Lawrence Jeppson is an art consultant, organizer and curator of art exhibitions, writer, editor and publisher, lecturer, art historian, and appraiser. He is America's leading authority on modern, handwoven French tapestries. He is expert on the works of William Henry Clapp, Nat Leeb, Tsing-fang Chen, and several French artists.

He is founding president of the non-profit Mathieu Matégot Foundation for Contemporary Tapestry, whose purview encompasses all 20th-century tapestry, an interest that traces back to 1948. For many years he represented the Association des Peintres-Cartonniers de Tapisserie and Arelis in America.

Through the Smithsonian Institution Traveling Exhibition Service, the American Federation of Arts, the Museum of Modern Art, and his own Art Circuit Services he has been a contributor to or organizer of more than 200 art exhibitions in the United States, Canada, Japan, and Taiwan. He owns AcroEditions, which publishes and/or distributes multiple-original art. He was co-founder and artistic director of Collectors' Investment Fund.

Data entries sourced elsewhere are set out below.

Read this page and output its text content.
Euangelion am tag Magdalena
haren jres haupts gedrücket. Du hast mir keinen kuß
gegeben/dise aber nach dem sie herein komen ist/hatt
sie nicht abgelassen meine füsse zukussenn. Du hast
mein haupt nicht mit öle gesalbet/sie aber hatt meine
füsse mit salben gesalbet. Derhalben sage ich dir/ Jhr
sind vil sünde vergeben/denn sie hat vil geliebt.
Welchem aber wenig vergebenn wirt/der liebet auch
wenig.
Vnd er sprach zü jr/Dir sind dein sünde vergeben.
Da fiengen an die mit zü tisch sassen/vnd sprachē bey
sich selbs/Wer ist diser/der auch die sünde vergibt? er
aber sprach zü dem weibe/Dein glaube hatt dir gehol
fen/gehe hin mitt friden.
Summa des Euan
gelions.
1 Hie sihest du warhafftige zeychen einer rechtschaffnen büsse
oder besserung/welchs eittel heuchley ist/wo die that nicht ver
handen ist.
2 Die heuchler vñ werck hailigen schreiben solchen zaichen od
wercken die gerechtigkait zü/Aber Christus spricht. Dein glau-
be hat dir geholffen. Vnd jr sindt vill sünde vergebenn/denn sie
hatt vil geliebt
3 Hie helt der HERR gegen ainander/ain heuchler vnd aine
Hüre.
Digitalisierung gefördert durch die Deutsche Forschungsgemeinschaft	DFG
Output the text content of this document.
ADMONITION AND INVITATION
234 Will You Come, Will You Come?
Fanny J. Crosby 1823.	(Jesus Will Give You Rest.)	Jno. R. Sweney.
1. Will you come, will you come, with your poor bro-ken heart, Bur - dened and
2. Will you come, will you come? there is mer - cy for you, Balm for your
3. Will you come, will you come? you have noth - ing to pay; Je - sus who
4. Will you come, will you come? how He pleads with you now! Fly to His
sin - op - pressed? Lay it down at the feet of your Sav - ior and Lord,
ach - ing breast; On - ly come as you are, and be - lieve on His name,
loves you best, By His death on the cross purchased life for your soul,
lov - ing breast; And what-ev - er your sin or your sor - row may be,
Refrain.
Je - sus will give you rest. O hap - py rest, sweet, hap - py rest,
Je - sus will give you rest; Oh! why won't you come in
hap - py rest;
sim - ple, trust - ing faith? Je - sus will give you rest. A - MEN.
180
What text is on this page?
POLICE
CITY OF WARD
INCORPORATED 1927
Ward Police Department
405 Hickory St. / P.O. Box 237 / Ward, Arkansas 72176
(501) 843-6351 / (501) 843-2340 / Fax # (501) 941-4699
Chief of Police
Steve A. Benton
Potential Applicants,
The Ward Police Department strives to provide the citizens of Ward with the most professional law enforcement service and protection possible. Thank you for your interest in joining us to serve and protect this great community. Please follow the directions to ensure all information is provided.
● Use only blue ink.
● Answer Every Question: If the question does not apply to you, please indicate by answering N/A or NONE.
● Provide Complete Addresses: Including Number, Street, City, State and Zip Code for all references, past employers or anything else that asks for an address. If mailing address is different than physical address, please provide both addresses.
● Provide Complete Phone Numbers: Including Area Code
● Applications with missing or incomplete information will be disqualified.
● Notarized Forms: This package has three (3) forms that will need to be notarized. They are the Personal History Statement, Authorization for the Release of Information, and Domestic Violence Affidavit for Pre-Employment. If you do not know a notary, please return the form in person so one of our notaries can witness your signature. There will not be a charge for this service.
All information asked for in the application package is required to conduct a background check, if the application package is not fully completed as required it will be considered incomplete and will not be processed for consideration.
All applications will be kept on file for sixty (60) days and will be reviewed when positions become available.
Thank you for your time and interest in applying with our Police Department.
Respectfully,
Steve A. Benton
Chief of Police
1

He is the director of the Spring Arts Foundation; Utah Cultural Arts Foundation, and the Fine Arts Legacy Foundation

Lawrence is an early-in-the-month home teacher, whose beat is by elevator. In addition, he has spent the past six years hosting and promoting reunions of the missionaries who served in the French Mission (France, Belgium, and Switzerland) during the decade after WWII.